Un débat animé aux enjeux économiques, éthiques et sanitaires
Ces nouvelles méthodes génomiques incluent tout de même quelques interrogations et controverses, qui rendent l’acceptation d’une nouvelle réglementation difficile pour l’Union Européenne. En effet, certains craignent qu’au niveau sécurité et santé les risques ne soient pas suffisamment étudiés et considérés. Comme à son habitude, les questions relatives à la modification génétique soulèvent des questions d’ordre éthique : la relations homme/nature et le respect des processus naturels, dépendance économique, impacts sur l’écosystème et la biodiversité, iniquité entre les pays avancés scientifiquement ou non, etc.

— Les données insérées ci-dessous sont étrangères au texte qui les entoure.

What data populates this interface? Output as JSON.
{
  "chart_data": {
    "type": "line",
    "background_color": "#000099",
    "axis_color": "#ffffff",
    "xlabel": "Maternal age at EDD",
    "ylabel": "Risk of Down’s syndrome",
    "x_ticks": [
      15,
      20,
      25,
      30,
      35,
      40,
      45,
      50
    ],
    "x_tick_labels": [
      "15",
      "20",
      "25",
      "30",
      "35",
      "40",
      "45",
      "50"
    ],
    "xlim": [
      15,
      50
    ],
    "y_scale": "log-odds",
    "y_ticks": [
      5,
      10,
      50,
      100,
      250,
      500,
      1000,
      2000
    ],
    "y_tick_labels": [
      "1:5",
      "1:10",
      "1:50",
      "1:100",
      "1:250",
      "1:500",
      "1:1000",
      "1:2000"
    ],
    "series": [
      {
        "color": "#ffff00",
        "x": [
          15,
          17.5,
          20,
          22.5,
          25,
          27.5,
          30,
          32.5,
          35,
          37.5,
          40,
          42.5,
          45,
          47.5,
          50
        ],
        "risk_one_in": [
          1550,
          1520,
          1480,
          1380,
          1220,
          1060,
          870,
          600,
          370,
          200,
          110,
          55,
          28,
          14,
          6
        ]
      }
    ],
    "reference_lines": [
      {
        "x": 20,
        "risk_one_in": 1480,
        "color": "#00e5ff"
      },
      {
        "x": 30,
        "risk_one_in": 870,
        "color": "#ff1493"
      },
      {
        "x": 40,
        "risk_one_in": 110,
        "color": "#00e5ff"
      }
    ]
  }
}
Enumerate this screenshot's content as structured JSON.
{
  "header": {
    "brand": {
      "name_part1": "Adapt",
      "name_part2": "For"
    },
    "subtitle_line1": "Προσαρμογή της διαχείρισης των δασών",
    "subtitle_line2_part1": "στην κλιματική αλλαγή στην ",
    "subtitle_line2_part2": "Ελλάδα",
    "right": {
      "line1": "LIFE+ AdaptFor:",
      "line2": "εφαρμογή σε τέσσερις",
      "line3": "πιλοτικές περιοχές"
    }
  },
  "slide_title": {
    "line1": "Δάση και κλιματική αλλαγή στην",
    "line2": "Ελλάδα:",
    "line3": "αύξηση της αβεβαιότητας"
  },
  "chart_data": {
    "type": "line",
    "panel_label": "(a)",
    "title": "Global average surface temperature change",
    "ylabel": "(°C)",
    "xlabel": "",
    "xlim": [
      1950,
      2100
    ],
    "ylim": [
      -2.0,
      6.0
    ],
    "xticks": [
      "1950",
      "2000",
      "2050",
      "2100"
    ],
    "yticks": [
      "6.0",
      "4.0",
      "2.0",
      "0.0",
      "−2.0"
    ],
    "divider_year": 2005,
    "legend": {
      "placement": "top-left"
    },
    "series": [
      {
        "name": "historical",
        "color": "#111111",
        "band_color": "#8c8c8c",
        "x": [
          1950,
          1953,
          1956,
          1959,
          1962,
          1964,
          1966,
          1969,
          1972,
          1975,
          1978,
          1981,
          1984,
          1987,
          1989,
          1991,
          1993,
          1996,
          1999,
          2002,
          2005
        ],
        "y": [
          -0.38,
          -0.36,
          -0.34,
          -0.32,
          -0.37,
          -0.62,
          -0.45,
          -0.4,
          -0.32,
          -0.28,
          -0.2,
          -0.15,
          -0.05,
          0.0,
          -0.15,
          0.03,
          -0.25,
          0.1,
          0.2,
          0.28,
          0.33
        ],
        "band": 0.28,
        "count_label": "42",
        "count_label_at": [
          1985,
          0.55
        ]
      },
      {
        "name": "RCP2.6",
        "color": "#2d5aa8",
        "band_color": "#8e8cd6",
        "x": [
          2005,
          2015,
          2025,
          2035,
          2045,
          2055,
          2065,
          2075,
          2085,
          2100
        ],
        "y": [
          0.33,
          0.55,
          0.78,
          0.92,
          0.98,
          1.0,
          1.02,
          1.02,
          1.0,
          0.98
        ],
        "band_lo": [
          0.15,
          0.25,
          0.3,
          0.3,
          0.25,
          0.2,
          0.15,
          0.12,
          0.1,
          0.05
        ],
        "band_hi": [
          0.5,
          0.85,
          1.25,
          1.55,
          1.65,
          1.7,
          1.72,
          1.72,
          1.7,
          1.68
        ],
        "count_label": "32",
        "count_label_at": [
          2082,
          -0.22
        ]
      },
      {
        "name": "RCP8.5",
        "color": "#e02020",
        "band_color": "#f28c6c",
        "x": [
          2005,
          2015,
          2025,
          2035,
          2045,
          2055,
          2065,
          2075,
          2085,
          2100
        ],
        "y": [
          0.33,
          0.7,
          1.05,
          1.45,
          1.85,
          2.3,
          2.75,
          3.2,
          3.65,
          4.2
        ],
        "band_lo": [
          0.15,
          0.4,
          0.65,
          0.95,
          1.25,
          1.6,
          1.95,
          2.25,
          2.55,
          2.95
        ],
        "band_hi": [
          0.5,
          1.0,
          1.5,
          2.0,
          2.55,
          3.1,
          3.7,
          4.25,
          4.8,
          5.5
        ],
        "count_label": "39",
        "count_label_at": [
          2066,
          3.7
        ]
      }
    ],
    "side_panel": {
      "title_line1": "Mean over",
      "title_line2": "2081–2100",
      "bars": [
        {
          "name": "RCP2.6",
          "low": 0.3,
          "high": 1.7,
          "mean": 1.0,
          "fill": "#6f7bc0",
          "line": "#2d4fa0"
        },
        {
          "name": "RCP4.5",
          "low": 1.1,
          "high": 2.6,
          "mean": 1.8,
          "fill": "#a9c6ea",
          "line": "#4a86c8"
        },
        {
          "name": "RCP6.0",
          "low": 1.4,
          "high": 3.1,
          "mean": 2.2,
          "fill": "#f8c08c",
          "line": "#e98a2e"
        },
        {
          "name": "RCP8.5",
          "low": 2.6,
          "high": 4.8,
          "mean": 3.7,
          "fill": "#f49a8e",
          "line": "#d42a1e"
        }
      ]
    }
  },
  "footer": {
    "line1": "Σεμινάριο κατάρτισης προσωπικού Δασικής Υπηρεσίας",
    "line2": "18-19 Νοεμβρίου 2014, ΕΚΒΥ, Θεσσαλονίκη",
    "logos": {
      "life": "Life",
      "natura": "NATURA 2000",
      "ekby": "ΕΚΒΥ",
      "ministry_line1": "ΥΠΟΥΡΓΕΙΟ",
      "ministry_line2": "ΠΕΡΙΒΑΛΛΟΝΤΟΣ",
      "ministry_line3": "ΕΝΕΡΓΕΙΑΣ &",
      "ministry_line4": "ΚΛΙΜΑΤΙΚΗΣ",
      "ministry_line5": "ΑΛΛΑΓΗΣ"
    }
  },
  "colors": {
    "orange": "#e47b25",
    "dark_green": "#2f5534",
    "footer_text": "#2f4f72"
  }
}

Un statu quo qui ne fait pas les affaires de l’Europe
Euroseeds, voix du secteur européen des semences qui compte plus de 30 associations membres nationales des Etats membres de l’UE et représente de nombreuses entreprises semencières, s’est montré particulièrement déçu par ce statu quo. « Plus le processus de décision est retardé en Europe, plus nos chercheurs, nos éleveurs et nos agriculteurs perdent du temps en termes de progrès et de compétitivité », a ainsi déclaré le secrétaire général d’Euroseeds, Garlich von Essen. Alors que d’autres pays dont la réglementation est moins contraignante avance avec les NBT, Euroseeds souligne l’urgence de la situation et appelle à trouver une réglementation différenciée pour l’utilisation des NBT en Europe. « Nous demandons aux États membres d’agir de toute urgence en faveur de l’innovation en matière de sélection végétale en Europe et de fournir la sécurité juridique nécessaire à toutes les parties concernées pour soutenir les progrès indispensables dans la recherche et le développement de produits », a ajouté le secrétaire général d’Euroseeds.